Q&A: Direct, Connect and interoperability at HIMSS11

HIMSS11’s Interoperability Showcase will feature more exhibitors and a larger federal presence than ever before. CMIO recently discussed Direct, Connect and the Nationwide Health Information Network (NHIN) with Doug Fridsma, MD, PhD, director of the Office of Interoperability and Standards at the Office of the National Coordinator for Health IT (ONC) and Arien Malec, ONC’s coordinator of the Direct Project.

The ONC’s presence at HIMSS11’s Interoperability Showcase has expanded to 5,000 square feet of space. Does this reflect a growth in Direct/Connect-based initiatives?
Fridsma: The simple answer is yes. It is a reflection of continued growth of the toolkit or resources that ONC is trying to provide that we hope will enable information to become electronic, to start moving, and then to start to be used for decision support and quality measures. Connect continues to grow, and Direct, which was announced at HIMSS 2010, has had tremendous support in the private sector as well.

What are some of the ONC’s highlights at the HIMSS11 Interoperability Showcase?
Fridsma: This is difficult to answer, as it’s like choosing your favorite child. There are a tremendous number of things that are going on within the Interoperability Showcase. People should be aware of some of the Direct demonstrations. [At HIMSS 2010], Arien and I announced the beginning of this project. At the time, it was essentially a website. Over the course of the last year, it has grown into a number of demonstrations [as well as] announcements of private sector support for Direct specifications.

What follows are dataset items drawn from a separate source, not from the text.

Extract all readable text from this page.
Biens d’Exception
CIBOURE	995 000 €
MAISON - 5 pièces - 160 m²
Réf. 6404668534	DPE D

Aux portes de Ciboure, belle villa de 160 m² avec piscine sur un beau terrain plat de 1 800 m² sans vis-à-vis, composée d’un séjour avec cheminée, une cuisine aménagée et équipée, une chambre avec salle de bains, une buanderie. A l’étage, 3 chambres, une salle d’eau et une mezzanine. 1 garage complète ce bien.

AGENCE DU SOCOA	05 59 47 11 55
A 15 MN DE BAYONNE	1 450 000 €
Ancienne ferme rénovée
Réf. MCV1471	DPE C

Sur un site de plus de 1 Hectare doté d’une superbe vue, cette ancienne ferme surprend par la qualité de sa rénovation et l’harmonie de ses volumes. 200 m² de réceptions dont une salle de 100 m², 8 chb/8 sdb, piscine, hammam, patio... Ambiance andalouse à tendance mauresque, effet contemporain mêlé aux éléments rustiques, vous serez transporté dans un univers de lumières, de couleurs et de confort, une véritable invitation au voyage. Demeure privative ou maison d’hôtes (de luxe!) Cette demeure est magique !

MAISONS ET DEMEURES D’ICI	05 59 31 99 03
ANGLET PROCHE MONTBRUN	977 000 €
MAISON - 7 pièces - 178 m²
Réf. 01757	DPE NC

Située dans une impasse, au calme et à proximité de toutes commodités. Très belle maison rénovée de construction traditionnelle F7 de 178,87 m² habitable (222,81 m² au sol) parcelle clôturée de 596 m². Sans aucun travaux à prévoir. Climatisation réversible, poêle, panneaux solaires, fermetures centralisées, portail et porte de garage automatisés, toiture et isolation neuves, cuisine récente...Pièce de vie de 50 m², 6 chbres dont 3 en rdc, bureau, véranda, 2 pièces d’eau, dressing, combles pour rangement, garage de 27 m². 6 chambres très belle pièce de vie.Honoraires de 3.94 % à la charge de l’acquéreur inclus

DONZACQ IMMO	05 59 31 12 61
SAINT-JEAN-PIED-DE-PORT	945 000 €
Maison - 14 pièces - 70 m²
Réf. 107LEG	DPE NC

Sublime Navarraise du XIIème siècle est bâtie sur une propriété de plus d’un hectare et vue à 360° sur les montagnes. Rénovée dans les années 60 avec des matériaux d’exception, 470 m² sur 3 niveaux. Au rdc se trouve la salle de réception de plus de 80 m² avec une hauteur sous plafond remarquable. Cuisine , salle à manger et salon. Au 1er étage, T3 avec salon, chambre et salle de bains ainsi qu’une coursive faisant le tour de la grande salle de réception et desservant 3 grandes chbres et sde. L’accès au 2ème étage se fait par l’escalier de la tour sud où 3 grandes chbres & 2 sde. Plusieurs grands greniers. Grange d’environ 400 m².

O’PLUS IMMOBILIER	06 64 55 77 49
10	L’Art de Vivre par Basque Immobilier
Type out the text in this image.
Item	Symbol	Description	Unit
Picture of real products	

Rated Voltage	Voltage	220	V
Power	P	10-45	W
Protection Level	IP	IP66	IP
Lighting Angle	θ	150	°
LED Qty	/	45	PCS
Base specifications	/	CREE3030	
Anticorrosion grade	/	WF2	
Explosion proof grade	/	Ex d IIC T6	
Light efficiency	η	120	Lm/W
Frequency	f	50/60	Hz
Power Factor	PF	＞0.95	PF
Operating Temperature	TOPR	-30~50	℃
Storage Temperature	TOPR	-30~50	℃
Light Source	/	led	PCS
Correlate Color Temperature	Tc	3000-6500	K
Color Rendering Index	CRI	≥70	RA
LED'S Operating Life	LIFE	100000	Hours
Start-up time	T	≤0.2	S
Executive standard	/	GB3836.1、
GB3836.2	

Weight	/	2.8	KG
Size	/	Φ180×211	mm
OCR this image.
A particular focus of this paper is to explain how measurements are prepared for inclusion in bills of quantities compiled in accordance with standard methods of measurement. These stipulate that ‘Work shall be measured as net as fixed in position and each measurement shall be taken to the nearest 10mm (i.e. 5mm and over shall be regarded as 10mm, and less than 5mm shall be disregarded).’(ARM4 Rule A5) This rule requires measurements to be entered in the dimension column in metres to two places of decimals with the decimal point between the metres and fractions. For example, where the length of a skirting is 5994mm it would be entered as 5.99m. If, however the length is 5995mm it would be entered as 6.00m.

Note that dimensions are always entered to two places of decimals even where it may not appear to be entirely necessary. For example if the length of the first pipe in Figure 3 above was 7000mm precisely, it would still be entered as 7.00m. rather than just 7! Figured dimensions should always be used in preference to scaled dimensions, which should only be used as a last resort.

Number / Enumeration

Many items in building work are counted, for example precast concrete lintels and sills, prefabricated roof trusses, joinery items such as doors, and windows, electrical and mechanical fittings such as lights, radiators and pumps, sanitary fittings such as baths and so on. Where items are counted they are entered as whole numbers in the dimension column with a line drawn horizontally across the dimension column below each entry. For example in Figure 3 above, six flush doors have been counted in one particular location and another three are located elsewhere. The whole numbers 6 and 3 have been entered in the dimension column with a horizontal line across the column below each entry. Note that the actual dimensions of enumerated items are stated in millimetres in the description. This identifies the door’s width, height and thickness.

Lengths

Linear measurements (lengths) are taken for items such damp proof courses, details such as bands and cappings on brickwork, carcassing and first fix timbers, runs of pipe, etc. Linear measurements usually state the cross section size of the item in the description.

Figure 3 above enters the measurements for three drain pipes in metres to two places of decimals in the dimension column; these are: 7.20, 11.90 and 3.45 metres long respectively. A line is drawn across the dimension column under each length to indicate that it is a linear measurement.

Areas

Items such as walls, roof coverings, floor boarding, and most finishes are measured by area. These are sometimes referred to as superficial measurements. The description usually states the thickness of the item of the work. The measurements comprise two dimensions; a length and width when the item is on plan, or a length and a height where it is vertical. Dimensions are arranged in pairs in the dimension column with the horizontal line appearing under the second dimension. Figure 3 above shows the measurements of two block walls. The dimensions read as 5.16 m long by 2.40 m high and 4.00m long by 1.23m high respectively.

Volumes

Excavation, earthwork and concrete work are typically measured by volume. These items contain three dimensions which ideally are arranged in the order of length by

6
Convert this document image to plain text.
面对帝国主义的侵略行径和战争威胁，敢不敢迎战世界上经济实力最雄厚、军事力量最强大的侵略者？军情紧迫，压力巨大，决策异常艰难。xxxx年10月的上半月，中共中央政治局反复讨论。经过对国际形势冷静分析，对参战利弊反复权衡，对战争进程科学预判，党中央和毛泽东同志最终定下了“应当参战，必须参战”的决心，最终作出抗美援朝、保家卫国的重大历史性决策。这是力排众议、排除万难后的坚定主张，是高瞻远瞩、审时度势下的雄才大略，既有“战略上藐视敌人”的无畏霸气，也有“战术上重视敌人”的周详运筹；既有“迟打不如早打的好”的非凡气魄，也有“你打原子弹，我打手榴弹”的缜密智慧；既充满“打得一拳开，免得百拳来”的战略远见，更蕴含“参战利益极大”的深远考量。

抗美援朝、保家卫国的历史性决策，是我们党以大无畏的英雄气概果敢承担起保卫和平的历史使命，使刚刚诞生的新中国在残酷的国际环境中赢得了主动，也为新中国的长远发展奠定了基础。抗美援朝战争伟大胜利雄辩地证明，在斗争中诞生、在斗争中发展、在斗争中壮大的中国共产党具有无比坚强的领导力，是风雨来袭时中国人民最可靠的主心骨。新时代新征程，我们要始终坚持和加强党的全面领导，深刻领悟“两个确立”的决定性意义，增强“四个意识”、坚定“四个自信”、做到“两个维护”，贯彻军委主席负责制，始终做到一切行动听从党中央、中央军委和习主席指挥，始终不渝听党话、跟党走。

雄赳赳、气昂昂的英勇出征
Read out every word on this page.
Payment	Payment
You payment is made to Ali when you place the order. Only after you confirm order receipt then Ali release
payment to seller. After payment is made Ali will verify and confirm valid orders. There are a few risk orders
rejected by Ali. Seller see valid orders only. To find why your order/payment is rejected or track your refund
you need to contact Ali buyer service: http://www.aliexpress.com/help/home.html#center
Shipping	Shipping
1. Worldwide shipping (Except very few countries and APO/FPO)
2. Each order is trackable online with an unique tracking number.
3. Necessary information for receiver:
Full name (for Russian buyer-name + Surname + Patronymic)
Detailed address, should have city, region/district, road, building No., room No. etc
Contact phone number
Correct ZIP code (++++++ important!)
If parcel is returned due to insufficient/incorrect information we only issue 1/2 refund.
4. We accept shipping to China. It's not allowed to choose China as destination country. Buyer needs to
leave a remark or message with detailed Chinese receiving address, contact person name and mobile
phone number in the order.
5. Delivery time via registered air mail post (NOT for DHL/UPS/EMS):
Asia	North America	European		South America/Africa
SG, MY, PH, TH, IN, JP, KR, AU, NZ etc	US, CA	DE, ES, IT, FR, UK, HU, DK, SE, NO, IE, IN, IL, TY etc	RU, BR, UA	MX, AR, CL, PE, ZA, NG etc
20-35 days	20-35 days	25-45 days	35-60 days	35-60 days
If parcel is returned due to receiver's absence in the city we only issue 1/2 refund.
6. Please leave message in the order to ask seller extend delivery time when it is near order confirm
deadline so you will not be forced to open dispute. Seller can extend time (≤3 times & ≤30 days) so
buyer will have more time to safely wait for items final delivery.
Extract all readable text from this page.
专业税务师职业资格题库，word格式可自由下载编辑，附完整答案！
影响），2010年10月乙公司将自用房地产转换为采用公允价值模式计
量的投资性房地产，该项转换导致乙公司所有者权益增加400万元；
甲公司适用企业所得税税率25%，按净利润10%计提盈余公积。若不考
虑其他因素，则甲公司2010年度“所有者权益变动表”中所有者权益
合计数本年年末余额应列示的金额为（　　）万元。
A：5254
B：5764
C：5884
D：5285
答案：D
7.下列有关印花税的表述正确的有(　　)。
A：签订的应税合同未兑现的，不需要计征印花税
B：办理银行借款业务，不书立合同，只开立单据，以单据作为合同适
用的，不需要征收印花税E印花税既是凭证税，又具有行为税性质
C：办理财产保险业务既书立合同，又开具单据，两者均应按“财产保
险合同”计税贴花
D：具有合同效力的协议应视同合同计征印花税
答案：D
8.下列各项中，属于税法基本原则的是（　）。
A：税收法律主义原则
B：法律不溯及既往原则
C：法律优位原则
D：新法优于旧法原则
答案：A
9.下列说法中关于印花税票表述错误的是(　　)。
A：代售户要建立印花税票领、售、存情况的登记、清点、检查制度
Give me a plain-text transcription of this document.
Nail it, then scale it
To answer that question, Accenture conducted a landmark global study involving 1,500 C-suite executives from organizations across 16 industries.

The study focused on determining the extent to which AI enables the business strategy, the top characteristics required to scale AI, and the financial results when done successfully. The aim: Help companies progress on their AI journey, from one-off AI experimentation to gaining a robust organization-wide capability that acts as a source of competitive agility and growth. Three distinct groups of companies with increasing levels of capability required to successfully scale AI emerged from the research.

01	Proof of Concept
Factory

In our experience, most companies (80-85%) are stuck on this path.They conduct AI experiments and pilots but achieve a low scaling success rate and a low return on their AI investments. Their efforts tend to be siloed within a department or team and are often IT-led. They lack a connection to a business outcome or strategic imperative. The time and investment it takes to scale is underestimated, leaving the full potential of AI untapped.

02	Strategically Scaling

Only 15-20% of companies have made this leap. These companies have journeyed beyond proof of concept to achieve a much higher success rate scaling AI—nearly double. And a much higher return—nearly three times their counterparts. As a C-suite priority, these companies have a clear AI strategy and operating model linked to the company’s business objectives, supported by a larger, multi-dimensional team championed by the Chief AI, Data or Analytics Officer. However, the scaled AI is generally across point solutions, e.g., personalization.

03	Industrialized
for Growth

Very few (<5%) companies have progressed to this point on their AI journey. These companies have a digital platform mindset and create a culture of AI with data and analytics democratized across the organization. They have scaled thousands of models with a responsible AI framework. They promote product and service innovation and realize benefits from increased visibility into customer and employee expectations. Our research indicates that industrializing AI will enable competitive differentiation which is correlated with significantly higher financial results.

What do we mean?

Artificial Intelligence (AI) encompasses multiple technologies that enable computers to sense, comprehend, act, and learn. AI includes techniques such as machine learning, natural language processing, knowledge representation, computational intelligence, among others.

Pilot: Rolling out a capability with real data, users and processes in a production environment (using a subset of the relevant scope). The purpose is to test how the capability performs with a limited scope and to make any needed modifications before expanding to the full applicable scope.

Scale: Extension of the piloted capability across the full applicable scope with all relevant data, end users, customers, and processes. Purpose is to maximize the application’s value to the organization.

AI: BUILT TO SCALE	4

What are the Direct Project pilots doing?
Fridsma: Certainly, the work of Hennepin County Medical Center [in Minn.] is one to look at. They were the first to demonstrate Direct specifications for exchanging immunization data.

The Virtual Lifetime Electronic Record project also continues to grow. We have had dramatic increases in participation, both with the Social Security Administration and the VA, to use the Nationwide Health Information Network and the Connect tool to help support veterans’ care.

There are also pilots looking at issues of privacy and security—key goals and areas of focus for ONC—looking at patient-centric access. [Pilots are] using the NHIN and trying to figure out how we can provide more granular access control for patients, trying to make patients the center and [with] ways of protecting their privacy. The VA is doing a demonstration around privacy and security for patients.

Population health is [another] critical priority within ONC. If we’re going to get this information flowing, it’s important that we measure the quality improvement and focus on core clinical improvements that we want the technology to enable.

Malec: One thing to highlight is how many of those demonstrations incorporate the individual as part of the workflow. One of the interesting things about Direct is that the transport standard is common, so it’s just as easy to send information to the individual as it is to send it to the clinician or to the immunization registry. Many of the pilots incorporate workflows sending the same information to clinical context and directly to the individual.

Fridsma: Direct has been a great leveler in terms of providing a simple, standardized way of moving information around, and that has opened up new opportunities for people to create innovative solutions that really do include the patient.

Is the ONC Standards and Interoperability Framework working on any initiatives specifically with ACOs in mind?
Fridsma: The fundamentals that we need for ACOs [are] getting data into electrons, figuring how to move that around and coordinate that so that there’s more data accessible, then standardizing that data so that we can take data from one organization and use it in another for quality reporting, patient safety and clinical decision support.

Malec: Medical home is often a key component either of quality improvement and payment reform or as a subcomponent of accountable care organizations (ACOs). A number of booths focus on the medical home and focus on the way data flows both to and from that medical home and between the medical home and the patient.

The challenge of our time is how to take some of the quality improvement that we see in large, fully integrated, fully employed health systems that are all on a common technology and apply those clinical improvements to the rest of the healthcare system that is incredibly heterogeneous, with multiple practices and multiple ownership environments. Information exchange and interoperability, both at a transport level and at a semantic level, are absolutely critical efforts for that: Everything at the Interoperability Showcase is applicable there.